Chatbots or set answers, not WBEs

A putative new idea for AI control; index here.

In a previous post, I talked about using a WBE to define a safe output for a reduced impact AI.

I’ve realised that the WBE isn’t needed. Its only role was to ensure that the AI’s output could have been credibly produced by something other than the AI—“I’m sorry, Dave. I’m afraid I can’t do that.” is unlikely to be the output of a random letter generator.

But a whole WBE is not needed. If the output is short, a chatbot with access to a huge corpus of human responses could function well. We can specialise it in the direction we need—if we are asking for financial advice, we can mandate a specialised vocabulary or train it on financial news sources.

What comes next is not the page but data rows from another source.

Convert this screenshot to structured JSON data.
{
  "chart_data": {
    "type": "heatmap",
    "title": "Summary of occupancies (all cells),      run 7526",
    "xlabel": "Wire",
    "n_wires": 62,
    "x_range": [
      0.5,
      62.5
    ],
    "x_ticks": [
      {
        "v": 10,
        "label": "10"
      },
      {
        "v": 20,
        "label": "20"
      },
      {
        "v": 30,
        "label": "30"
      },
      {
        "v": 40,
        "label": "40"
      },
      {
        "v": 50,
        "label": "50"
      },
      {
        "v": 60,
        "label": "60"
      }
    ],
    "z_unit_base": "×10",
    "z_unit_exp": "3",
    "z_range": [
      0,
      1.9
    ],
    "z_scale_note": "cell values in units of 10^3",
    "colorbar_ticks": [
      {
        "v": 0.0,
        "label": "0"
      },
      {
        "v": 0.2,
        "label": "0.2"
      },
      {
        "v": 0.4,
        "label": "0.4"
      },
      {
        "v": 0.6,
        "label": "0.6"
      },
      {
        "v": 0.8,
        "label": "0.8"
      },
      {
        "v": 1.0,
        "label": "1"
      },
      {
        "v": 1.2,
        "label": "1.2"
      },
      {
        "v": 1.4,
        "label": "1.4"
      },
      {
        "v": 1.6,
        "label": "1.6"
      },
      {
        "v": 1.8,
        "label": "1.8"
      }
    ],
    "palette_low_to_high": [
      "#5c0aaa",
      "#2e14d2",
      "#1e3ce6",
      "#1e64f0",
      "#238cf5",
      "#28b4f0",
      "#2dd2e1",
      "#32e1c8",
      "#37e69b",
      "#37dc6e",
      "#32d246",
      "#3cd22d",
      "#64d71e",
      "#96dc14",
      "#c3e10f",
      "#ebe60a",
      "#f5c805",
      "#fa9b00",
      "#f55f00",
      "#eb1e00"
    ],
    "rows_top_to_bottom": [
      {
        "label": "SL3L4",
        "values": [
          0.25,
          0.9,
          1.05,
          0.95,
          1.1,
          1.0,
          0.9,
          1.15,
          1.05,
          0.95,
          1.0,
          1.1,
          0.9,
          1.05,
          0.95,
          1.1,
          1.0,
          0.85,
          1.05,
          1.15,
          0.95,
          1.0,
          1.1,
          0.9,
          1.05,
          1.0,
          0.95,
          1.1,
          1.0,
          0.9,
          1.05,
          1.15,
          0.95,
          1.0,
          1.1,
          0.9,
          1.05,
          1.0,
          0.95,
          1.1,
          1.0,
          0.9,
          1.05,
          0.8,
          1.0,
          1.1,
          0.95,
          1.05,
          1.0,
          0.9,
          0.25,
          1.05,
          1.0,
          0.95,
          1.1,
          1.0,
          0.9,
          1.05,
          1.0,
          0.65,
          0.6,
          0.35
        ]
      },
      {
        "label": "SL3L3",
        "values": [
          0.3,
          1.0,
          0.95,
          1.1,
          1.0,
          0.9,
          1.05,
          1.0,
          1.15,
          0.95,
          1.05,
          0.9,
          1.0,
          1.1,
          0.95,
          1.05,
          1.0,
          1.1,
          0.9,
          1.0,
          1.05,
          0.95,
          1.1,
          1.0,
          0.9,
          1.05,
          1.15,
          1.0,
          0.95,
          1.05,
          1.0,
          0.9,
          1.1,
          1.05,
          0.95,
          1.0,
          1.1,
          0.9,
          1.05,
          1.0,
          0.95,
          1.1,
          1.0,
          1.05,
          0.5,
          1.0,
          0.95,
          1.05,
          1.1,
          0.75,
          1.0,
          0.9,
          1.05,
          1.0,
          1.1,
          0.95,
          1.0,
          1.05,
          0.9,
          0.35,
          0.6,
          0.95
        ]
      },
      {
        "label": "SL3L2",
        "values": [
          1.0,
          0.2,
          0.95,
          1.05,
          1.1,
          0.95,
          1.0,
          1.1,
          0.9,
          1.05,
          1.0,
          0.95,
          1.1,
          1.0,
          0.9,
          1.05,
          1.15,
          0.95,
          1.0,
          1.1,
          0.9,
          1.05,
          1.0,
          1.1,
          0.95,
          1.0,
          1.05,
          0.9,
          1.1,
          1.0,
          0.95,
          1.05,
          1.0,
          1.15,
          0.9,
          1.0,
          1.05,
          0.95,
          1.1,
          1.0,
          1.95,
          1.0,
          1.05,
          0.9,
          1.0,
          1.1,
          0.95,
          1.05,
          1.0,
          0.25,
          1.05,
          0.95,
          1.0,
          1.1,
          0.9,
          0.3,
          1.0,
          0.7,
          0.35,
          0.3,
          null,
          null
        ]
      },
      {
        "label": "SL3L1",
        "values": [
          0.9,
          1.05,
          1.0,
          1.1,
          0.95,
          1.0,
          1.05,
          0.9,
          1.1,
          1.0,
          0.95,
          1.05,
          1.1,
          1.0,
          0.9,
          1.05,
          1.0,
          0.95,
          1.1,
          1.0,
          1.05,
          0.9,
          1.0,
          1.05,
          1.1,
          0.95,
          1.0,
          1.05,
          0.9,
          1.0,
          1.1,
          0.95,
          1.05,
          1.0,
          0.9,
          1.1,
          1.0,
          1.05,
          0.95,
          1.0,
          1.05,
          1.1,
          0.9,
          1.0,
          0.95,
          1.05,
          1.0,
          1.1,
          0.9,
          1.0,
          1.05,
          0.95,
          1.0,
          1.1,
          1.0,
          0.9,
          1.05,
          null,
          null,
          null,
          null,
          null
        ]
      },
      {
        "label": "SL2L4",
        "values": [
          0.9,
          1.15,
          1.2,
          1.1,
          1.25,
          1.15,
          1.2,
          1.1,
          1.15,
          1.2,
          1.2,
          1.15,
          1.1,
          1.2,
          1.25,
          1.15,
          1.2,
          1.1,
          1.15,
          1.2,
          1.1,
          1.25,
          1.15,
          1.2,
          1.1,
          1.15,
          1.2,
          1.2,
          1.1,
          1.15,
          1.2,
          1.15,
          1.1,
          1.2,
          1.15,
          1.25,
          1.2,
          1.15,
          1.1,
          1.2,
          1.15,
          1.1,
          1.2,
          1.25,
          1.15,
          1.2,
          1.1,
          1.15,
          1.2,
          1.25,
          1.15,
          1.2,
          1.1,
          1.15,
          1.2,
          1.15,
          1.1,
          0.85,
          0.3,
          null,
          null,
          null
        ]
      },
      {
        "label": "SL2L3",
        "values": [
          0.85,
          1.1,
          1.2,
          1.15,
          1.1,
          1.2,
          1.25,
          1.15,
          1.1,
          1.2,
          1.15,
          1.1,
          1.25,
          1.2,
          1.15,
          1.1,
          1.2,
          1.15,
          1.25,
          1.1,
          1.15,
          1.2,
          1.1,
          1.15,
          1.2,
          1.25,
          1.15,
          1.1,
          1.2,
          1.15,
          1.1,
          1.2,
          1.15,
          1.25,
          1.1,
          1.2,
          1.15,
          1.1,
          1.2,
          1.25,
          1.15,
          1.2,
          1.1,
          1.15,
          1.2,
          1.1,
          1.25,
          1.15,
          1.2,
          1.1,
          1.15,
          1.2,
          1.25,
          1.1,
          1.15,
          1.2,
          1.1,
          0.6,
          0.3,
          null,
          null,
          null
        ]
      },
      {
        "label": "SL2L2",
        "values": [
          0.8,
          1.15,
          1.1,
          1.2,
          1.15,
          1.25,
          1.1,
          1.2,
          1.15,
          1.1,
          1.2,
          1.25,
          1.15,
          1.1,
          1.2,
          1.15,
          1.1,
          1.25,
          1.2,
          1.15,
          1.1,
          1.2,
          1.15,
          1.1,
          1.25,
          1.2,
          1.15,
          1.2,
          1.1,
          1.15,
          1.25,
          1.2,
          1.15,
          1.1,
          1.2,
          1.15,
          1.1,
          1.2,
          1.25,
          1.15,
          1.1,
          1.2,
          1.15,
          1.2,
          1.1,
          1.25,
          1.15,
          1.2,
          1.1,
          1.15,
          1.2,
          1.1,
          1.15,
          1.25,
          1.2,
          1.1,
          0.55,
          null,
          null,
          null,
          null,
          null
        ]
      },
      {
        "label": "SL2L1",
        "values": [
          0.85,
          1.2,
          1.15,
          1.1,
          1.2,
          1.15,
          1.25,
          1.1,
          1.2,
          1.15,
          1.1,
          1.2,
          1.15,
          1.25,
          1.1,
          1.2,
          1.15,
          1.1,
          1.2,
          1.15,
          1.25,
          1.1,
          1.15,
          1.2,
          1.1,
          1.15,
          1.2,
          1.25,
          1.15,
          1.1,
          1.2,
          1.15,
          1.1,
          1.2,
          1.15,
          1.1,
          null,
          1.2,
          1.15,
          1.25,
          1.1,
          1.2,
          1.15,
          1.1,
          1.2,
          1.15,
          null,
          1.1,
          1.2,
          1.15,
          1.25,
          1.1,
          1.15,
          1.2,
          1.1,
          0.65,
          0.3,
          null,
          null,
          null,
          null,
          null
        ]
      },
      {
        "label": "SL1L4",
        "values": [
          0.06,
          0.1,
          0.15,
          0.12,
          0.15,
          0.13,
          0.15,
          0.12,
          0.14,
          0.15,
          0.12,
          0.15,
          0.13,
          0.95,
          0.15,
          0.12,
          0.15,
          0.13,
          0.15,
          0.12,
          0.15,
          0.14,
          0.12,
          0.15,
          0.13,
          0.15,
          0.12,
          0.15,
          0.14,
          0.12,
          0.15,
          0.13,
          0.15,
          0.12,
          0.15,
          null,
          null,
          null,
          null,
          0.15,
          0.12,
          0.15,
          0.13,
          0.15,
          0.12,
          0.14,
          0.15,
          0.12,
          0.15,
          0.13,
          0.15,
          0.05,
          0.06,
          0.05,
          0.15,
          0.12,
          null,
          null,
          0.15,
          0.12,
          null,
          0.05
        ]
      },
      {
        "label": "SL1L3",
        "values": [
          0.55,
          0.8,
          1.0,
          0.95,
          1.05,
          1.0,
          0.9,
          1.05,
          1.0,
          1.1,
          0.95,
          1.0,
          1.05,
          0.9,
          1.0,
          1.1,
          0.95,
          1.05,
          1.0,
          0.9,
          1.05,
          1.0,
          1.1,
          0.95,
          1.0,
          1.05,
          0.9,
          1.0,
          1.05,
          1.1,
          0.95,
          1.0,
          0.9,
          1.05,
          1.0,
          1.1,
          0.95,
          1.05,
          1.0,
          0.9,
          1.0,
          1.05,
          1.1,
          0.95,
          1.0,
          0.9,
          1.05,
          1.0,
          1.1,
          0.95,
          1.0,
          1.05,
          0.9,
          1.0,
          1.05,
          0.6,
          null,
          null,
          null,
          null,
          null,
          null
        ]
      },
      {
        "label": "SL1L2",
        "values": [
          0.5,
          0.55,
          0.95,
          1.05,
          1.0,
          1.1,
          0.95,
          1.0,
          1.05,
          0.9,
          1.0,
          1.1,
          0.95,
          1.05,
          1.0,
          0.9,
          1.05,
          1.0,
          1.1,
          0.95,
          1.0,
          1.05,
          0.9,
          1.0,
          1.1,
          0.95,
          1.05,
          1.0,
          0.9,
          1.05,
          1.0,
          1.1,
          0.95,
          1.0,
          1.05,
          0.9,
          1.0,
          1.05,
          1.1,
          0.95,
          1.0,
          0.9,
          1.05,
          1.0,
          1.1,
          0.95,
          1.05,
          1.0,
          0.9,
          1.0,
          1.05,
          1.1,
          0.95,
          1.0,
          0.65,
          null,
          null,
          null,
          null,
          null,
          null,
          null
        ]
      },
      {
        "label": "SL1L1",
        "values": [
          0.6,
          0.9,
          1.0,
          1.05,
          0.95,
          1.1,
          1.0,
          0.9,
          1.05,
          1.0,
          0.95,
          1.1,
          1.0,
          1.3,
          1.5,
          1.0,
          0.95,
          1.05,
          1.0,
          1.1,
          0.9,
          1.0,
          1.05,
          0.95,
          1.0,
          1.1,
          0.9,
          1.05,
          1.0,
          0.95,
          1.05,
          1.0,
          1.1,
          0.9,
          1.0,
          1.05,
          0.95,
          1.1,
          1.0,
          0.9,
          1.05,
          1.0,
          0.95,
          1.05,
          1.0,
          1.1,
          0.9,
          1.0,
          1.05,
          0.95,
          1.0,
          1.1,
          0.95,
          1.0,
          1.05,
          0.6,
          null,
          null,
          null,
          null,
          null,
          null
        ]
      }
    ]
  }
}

So instead of training the reduced impact AI to behave as the ‘best human advisor’, we are are training it to behave as the ‘luckiest chatbot’. This allows to calculate odds with greater precision, and has the advantage of no needing to wait for a WBE.

For some questions, we can do even better. Suppose we have a thousand different stocks, and are asking which one would increase in value the most during the coming year. The ‘chatbot’ here is simply an algorithm that picks a stock at random. So we now have an exact base rate − 1/​1000 - and predetermined answers from the AI.

[EDIT:] Another alternative is to get online users to submit answers to the question. Then the AI selects the best answer from the choices. And if the AI is not turned on, a random answer is selected.